AUD/USD Rate Outlook Hinges On Looming RSI Signal


AUD/USD consolidates after trading to a fresh yearly high (0.7454) earlier this week, and looming developments in the Relative Strength Index (RSI) may show the bullish momentum gathering pace as the indicator flirts with overbought territory for the first time since September.


AUD/USD trades to fresh 2020 highs in December as the US Dollar broadly reflects an inverse relationship with investor confidence, with the correction from the September high (0.7414) providing to be an exhaustion in the bullish trend rather than a change in behavior as the Reserve Bank of Australia (RBA) moves to the sidelines ahead of 2021.

Recent remarks by RBA Governor Philip Lowe suggest the board will endorse a wait-and-see approach over the coming months as “the economic news has, on balance, been better than we were expecting,” with the central bank head going onto say that “the focus is now on actual outcomes for inflation and unemployment, rather than forecast outcomes” while testifying in front of the House of Representatives Standing Committee on Economics.

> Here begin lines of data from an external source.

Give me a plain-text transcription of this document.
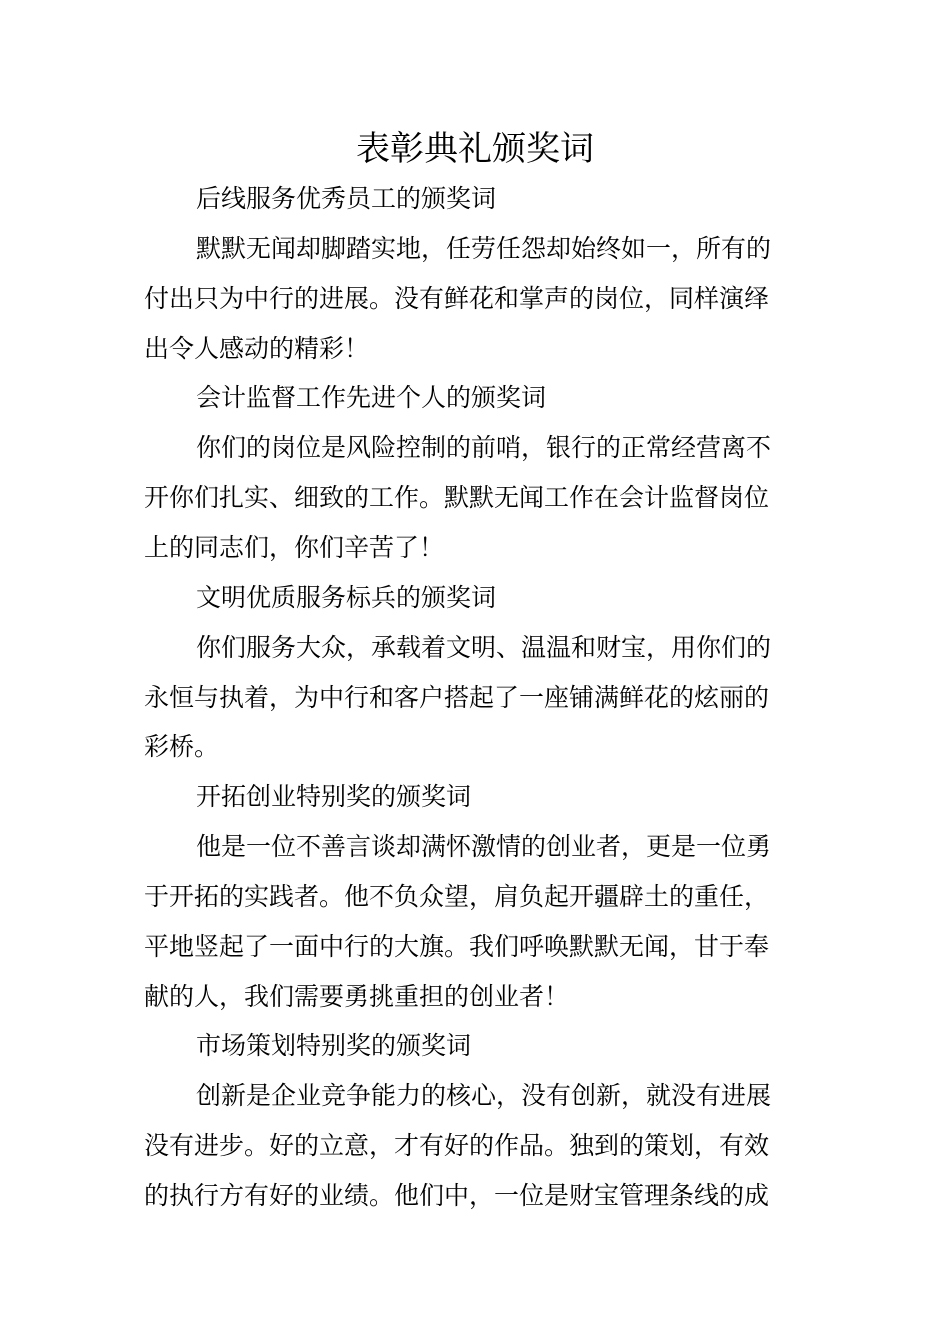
表彰典礼颁奖词
后线服务优秀员工的颁奖词
默默无闻却脚踏实地，任劳任怨却始终如一，所有的
付出只为中行的进展。没有鲜花和掌声的岗位，同样演绎
出令人感动的精彩！
会计监督工作先进个人的颁奖词
你们的岗位是风险控制的前哨，银行的正常经营离不
开你们扎实、细致的工作。默默无闻工作在会计监督岗位
上的同志们，你们辛苦了！
文明优质服务标兵的颁奖词
你们服务大众，承载着文明、温温和财宝，用你们的
永恒与执着，为中行和客户搭起了一座铺满鲜花的炫丽的
彩桥。
开拓创业特别奖的颁奖词
他是一位不善言谈却满怀激情的创业者，更是一位勇
于开拓的实践者。他不负众望，肩负起开疆辟土的重任，
平地竖起了一面中行的大旗。我们呼唤默默无闻，甘于奉
献的人，我们需要勇挑重担的创业者！
市场策划特别奖的颁奖词
创新是企业竞争能力的核心，没有创新，就没有进展
没有进步。好的立意，才有好的作品。独到的策划，有效
的执行方有好的业绩。他们中，一位是财宝管理条线的成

Lowe insist that the RBA remains “prepared to do more, if that is required” even though the central bank plans to purchase $100 billion of Australian government bonds over the next 6 months, but it seems as though the board is in no rush to deploy more unconventional tools as “we are still of the view that a negative policy interest rate in Australia is extraordinarily unlikely, with any benefits being outweighed by the costs.”

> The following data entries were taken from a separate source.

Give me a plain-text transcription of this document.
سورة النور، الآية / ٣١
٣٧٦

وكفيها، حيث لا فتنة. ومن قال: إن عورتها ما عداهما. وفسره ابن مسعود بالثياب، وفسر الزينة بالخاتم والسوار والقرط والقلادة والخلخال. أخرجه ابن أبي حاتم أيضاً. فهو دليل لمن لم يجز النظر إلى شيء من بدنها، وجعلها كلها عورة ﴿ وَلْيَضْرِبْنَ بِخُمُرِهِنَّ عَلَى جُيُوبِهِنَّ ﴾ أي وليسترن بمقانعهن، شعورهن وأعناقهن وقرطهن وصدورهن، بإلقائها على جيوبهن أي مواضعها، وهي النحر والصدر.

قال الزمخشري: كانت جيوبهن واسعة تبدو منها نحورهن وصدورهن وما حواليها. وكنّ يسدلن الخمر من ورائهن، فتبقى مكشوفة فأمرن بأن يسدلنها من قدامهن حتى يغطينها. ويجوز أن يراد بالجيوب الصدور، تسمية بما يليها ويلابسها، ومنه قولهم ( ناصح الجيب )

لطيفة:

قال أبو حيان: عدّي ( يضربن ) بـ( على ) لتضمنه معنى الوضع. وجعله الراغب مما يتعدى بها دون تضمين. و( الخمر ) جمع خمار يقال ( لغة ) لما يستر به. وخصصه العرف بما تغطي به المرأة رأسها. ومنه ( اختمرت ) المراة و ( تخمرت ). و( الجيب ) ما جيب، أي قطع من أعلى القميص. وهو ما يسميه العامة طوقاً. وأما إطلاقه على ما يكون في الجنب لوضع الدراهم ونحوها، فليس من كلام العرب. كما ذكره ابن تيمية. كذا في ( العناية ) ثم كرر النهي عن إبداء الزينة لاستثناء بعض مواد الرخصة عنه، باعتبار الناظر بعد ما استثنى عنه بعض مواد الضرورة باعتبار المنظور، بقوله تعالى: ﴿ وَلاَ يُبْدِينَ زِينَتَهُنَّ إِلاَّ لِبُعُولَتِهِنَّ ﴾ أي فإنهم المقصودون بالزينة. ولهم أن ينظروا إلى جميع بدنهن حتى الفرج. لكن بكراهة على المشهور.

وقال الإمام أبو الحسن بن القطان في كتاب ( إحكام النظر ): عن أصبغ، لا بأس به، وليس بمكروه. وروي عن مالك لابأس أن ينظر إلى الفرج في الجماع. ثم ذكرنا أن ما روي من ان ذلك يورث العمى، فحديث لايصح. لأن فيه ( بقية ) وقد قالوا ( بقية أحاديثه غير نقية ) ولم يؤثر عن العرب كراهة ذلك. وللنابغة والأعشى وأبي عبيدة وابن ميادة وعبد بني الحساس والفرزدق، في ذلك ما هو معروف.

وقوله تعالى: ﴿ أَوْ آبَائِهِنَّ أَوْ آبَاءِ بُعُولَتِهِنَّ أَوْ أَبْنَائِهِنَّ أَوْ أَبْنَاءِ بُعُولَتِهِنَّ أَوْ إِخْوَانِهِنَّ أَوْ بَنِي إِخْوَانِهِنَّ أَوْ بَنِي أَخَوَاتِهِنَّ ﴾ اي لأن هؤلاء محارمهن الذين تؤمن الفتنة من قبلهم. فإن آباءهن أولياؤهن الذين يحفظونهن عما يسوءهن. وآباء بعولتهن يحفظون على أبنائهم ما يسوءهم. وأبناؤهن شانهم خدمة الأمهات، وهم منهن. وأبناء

In turn, key market trends may continue to influence AUD/USD ahead of the next RBA meeting on February 1 as Governor Lowe and Co. acknowledge that “the improvement in risk sentiment has also been associated with a depreciation of the US dollar and an appreciation of the Australian dollar,” and tilt in retail sentiment also looks poised to persist as the crowding behavior from earlier this year reappears.